Afanador was previously sidelined after his 2014 arrest, only to return to duty after a judge acquitted him and his partner of all charges in 2016.
In the latest incident, the NYPD moved quickly to suspend Afanador, at least the second time the officer has been suspended. NYPD Commissioner Dermot Shea announced the suspension hours only hours after video of the incident was posted on social media. Mayor Bill de Blasio praised the department's quick response to the incident at the time, saying that "the public need to see when something goes wrong, there are consequences."
Chokeholds have long been banned by the NYPD and their use has been especially fraught since Garner died in 2014 after an officer put him in a chokehold while trying to arrest him. Gov. Andrew Cuomo last week signed a statewide ban on police chokeholds.
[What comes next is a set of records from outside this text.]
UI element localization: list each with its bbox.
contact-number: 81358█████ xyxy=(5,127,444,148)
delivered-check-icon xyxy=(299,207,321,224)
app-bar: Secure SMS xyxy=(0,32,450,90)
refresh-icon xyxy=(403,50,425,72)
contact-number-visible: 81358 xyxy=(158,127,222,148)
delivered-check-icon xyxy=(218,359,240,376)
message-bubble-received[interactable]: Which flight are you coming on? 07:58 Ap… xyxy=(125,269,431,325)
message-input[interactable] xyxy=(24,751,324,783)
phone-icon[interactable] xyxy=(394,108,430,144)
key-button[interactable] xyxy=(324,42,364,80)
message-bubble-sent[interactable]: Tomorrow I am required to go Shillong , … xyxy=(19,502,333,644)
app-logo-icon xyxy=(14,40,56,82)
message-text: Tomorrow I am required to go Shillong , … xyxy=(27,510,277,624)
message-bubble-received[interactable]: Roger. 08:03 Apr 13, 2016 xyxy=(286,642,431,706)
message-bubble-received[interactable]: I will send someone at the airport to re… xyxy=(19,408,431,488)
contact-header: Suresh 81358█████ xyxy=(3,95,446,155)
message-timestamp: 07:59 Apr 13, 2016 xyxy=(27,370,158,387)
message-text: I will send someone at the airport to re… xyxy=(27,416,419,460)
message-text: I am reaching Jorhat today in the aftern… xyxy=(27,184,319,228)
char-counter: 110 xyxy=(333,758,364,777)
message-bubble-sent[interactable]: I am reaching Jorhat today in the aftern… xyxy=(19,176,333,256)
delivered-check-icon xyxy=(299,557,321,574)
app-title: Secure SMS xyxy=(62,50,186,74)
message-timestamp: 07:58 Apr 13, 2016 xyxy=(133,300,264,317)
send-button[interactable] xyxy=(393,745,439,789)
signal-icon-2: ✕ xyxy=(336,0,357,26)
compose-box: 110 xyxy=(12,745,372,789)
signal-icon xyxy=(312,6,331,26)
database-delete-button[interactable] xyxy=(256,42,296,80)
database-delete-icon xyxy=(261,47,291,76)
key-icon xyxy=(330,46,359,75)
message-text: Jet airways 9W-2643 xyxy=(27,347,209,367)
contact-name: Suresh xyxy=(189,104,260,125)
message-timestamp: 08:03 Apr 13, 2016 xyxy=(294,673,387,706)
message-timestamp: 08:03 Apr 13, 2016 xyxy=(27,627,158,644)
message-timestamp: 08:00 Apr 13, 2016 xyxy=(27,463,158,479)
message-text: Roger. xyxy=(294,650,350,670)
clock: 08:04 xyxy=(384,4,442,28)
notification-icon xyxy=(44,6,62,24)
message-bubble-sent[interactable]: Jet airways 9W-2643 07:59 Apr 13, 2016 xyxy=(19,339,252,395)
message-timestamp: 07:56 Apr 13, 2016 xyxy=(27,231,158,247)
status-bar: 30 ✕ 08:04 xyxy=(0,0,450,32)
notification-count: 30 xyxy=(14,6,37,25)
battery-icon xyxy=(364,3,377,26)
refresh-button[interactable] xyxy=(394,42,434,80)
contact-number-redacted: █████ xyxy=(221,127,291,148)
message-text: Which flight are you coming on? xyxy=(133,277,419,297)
Afanador was involved in eight incidents that were the subject of complaints to the city’s police watchdog agency since joining the police department in 2005, according to records obtained under a recent state law making disciplinary files public.
They ranged from using discourteous language to use of physical force and refusing to seek medical treatment. All of the allegations to the city’s Civilian Complaint Review were either unsubstantiated or led to exoneration except for the ones stemming from the altercation that led to his arrest.